Jenkins, Abigail; Baugh, Makinnon; Frandsen, Paul; White, Alexander; Dikow, Rebecca (Brigham Young University)
Faculty Advisor: Frandsen, Paul (Life Sciences, Plant and Wildlife Sciences)
Historically, physical plant specimens have been preserved and mounted on paper sheets and stored in plant collections, or herbaria. Herbarium collections are used for a wide variety of research purposes, including plant taxonomy, ecology, and evolutionary biology. The process of digitizing the herbarium sheets is simple and involves taking high resolution photos of each sheet and recording the corresponding metadata and attributes of the particular sample. Digitized herbarium sheets can be useful for a variety of purposes, and, by making images freely available online, they become immediately accessible to the scientific community, facilitating remote analysis. In addition, in a digital format, the images become computable and usable for purposes such as training deep learning models for classification or analysis of morphology.
While the process of digitizing is simple, herbarium sheets contain other features not directly representative of the plant, such as annotations, labels, museum stamps, color palettes, and rulers. There are additional inconsistencies in the herbarium sheets that are introduced through staining, record keeping, and natural degradation. Taken together, this information can contribute a substantial amount of noise if one is to use the image for downstream research analysis concerning the pattern, shape, or color of the specimen. We have developed a pipeline to filter this extraneous information, using image segmentation (whereby the specimen material is partitioned from the background) and deep learning.

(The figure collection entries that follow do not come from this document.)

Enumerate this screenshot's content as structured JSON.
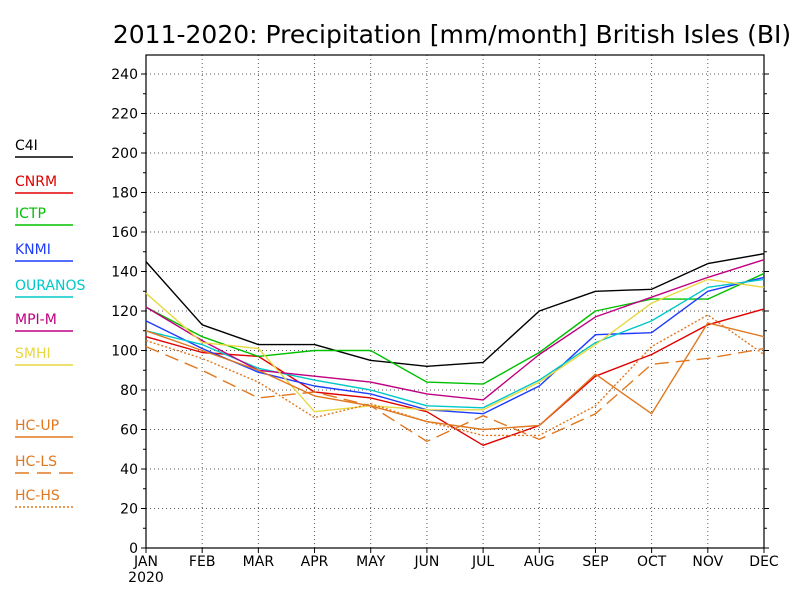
{
  "chart_data": {
    "type": "line",
    "title": "2011-2020: Precipitation [mm/month] British Isles (BI)",
    "xlabel": "",
    "ylabel": "",
    "categories": [
      "JAN",
      "FEB",
      "MAR",
      "APR",
      "MAY",
      "JUN",
      "JUL",
      "AUG",
      "SEP",
      "OCT",
      "NOV",
      "DEC"
    ],
    "x_sublabel": "2020",
    "ylim": [
      0,
      240
    ],
    "yticks": [
      0,
      20,
      40,
      60,
      80,
      100,
      120,
      140,
      160,
      180,
      200,
      220,
      240
    ],
    "grid": true,
    "legend_placement": "left",
    "series": [
      {
        "name": "C4I",
        "color": "#000000",
        "dash": "solid",
        "values": [
          145,
          113,
          103,
          103,
          95,
          92,
          94,
          120,
          130,
          131,
          144,
          149
        ]
      },
      {
        "name": "CNRM",
        "color": "#e00000",
        "dash": "solid",
        "values": [
          107,
          99,
          97,
          79,
          76,
          69,
          52,
          62,
          87,
          98,
          113,
          121
        ]
      },
      {
        "name": "ICTP",
        "color": "#00c000",
        "dash": "solid",
        "values": [
          122,
          107,
          97,
          100,
          100,
          84,
          83,
          99,
          120,
          126,
          126,
          139
        ]
      },
      {
        "name": "KNMI",
        "color": "#1e3cff",
        "dash": "solid",
        "values": [
          115,
          101,
          89,
          82,
          78,
          70,
          68,
          82,
          108,
          109,
          130,
          137
        ]
      },
      {
        "name": "OURANOS",
        "color": "#00c8c8",
        "dash": "solid",
        "values": [
          110,
          103,
          91,
          85,
          80,
          72,
          71,
          85,
          104,
          115,
          132,
          136
        ]
      },
      {
        "name": "MPI-M",
        "color": "#c00080",
        "dash": "solid",
        "values": [
          122,
          105,
          90,
          87,
          84,
          78,
          75,
          98,
          117,
          127,
          137,
          146
        ]
      },
      {
        "name": "SMHI",
        "color": "#e8d840",
        "dash": "solid",
        "values": [
          129,
          104,
          101,
          69,
          72,
          70,
          70,
          84,
          103,
          124,
          136,
          132
        ]
      },
      {
        "name": "HC-UP",
        "color": "#e07820",
        "dash": "solid",
        "values": [
          110,
          100,
          90,
          77,
          72,
          64,
          60,
          62,
          88,
          68,
          114,
          107
        ]
      },
      {
        "name": "HC-LS",
        "color": "#e07820",
        "dash": "longdash",
        "values": [
          102,
          90,
          76,
          79,
          72,
          54,
          67,
          55,
          68,
          93,
          96,
          101
        ]
      },
      {
        "name": "HC-HS",
        "color": "#e07820",
        "dash": "dotted",
        "values": [
          105,
          96,
          84,
          66,
          73,
          64,
          57,
          57,
          72,
          102,
          118,
          98
        ]
      }
    ]
  }
}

We present this pipeline for generating training data for image segmentation tasks along with a novel dataset of highly resolved image masks segmenting plant material from background noise. We used this dataset to train a neural network to segment plant material in herbarium sheets more generally, and our method is applicable to other museum data sources where masking may be useful for quantitative analysis of patterns and shapes.